QUOTE: Since the restoration of the death penalty in 1976, further evidence confirms the deterrent effect of the death penalty. Harvard Law professor Alan Dershowitz, a strong opponent of the death penalty, has conceded as much. “Of course, the death penalty deters some crimes, that’s why you have to pay more for a hit man in a death penalty state than a non-death penalty state.”
[Debate among Paul Cassell, Alan Dershowitz, and Wendy Kamenar on the death penalty (Harvard Law School, Mar. 22, 1995)]
AUTHOR: Alan Morton Dershowitz (born September 1, 1938) is an American lawyer, jurist, and political commentator. He has spent most of his career at Harvard Law School where in 1967, at the age of 28, he became the youngest full professor of law in its history. He has held the Felix Frankfurter professorship there since 1993. Dershowitz is known for his involvement in several high-profile legal cases and as a commentator on the Arab–Israeli conflict. As a criminal appellate lawyer, he has won 13 of the 15 murder and attempted murder cases he has handled, and has represented a series of celebrity clients, including Mike Tyson, Patty Hearst, and Jim Bakker.
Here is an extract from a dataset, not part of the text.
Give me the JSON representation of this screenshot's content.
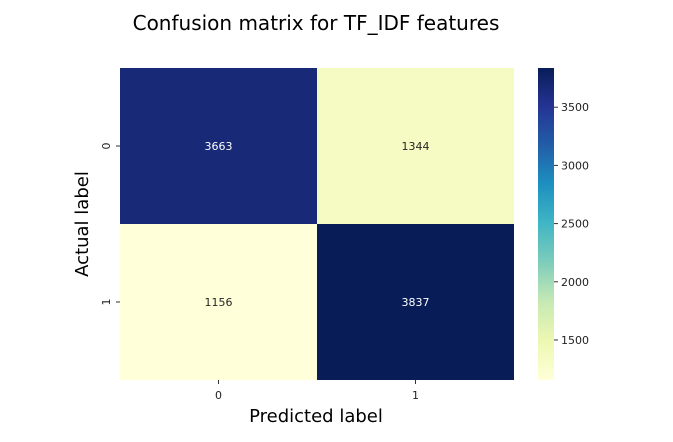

His most notable cases include his role in 1984 in overturning the conviction of Claus von Bülow for the attempted murder of his wife, Sunny, and as the appellate adviser for the defense in the O.J. Simpson trial in 1995. He is the author of a number of books about politics and law, including Reversal of Fortune: Inside the von Bülow Case (1985), the basis of the 1990 film; Chutzpah (1991); Reasonable Doubts: The Criminal Justice System and the O.J. Simpson Case (1996); The Case for Israel (2003); and Rights From Wrongs: A Secular Theory of the Origins of Rights (2004).